Mañana, 2 de febrero, el Teatro Brancaccio de Roma acogerá la cuarta edición de los Premios Arco Iris, un evento que en pocos años se ha consolidado como un espacio autorizado para la confrontación entre cultura, derechos y responsabilidad pública. No se trata de una pasarela, sino de una velada que mide el valor del compromiso: el que transforma la visibilidad en elección, las palabras en gestos, el reconocimiento en toma de postura.
Llegar a la etapa Brancaccio no es un detalle logístico. Es un signo de madurez alcanzada. Traer aquí la historia de los derechos LGBTQIA+ significa situarlos en el centro de la vida cultural de la ciudad, hacerlos transversales, sacarlos de la lógica de la excepción. Los Premios Arco Iris no piden indulgencia: piden atención. Y la ejercen.
Adriano Bartolucci Proietti, presidente de GAYCS y fundador de los premios, explica su significado:
«El Brancaccio representa el crecimiento y la plena madurez de los Premios Arco Iris. Llevar los derechos LGBTQIA+ a un escenario tan prestigioso significa hacerlos más visibles, autorizados y compartidos. Es una ventana abierta a un mundo inclusivo y plural, capaz de transformar las diferencias en valor».

La lista de galardonados ofrece un mapa claro de esta visión. El Premio a Toda una Vida es para Luciana Littizzetto, por una trayectoria que ha hecho de la ironía una herramienta crítica, nunca una coartada. Francesca Fagnani recibe el Premio a la Personalidad de la Televisión, por aportar complejidad y escucha al lenguaje de la entrevista.
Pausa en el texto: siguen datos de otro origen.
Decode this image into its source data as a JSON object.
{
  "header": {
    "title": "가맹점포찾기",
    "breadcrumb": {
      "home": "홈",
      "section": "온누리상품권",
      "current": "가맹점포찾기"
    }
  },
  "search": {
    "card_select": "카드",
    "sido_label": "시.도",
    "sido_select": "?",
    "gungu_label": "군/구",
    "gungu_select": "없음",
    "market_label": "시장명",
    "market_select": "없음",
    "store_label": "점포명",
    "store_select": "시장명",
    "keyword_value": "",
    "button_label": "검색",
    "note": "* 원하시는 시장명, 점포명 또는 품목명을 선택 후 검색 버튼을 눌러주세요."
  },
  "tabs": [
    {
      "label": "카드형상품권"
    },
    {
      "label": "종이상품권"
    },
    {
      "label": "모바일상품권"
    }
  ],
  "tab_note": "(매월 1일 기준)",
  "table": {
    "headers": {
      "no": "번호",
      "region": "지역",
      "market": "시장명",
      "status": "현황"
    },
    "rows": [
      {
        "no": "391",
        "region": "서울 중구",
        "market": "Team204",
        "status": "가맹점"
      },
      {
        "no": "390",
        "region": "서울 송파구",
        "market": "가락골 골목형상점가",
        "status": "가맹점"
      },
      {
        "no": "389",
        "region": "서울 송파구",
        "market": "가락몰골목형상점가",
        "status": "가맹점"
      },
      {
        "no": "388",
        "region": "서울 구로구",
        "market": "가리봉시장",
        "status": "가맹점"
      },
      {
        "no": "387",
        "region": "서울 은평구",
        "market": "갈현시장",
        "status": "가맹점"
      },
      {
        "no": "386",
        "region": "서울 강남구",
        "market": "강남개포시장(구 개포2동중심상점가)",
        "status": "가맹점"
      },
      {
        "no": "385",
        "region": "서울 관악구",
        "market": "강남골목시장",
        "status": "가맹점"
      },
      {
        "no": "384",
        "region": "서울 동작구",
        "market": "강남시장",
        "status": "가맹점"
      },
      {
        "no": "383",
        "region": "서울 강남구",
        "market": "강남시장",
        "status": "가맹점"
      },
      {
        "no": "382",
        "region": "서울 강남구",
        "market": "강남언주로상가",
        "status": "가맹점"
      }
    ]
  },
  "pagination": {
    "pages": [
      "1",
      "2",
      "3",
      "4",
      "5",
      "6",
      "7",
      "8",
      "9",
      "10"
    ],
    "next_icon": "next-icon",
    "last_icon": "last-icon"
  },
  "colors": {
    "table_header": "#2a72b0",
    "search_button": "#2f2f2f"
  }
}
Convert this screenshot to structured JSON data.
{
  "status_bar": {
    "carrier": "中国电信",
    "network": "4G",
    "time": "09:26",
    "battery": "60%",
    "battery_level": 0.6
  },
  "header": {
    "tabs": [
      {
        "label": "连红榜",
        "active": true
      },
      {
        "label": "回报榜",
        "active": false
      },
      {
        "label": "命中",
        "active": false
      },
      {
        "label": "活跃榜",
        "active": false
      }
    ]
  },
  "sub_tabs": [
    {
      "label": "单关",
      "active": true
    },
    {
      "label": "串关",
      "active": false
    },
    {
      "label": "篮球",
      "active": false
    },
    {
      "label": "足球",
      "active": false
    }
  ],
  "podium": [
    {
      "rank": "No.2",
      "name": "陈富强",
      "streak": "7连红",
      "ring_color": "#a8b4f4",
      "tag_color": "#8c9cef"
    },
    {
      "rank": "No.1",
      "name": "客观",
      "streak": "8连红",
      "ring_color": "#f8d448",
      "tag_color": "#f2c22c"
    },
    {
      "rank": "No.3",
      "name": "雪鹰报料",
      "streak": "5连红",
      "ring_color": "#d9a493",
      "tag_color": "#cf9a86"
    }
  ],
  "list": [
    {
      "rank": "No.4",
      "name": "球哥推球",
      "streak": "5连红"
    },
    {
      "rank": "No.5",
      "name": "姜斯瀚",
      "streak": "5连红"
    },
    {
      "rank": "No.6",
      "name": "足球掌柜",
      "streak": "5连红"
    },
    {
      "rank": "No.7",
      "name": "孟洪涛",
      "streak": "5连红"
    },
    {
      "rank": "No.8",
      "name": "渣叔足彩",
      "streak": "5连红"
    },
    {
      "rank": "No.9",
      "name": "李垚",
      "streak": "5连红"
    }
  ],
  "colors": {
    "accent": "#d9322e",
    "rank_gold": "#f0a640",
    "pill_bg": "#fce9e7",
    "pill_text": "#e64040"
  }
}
La música está representada por Big Mama, voz de una generación que transforma la identidad en afirmación consciente.


Junto a ellos, premios que atraviesan distintos idiomas y ámbitos: desde el Premio de Programas de TV a Casa a Prima Vista al Premio de Teatro por Brokeback Mountain; desde la serialidad amada por los jóvenes(Mare Fuori) al periodismo de investigación premiado por «Riparati»(Domani); hasta la radio, los podcasts, el deporte y las asociaciones. No es una lista, sino una constelación que cuenta cómo la inclusión es una práctica diaria, no un eslogan.


La mirada política, nacional e internacional, también es importante: el Premio de Política Internacional al alcalde de Budapest Gergely Karácsony y el de política italiana a Maria Elena Boschi nos recuerdan que los derechos nunca se adquieren definitivamente y que su destino depende de decisiones concretas.


Entre menciones especiales y premios a plataformas, músicas emergentes, asociaciones históricas y espectáculos de arrastre, la velada devolvió la imagen de una comunidad plural y viva, capaz de futuro. Hizo los honores, como es tradición, el alcalde de Roma , Roberto Gualtieri, subrayando el necesario diálogo entre las instituciones y la cultura civil.

Los Premios Arco Iris no celebran la excepción. Reconocen caminos.
Y nos recuerdan que hoy, más que nunca, la cultura es uno de los lugares decisivos donde toman forma los derechos.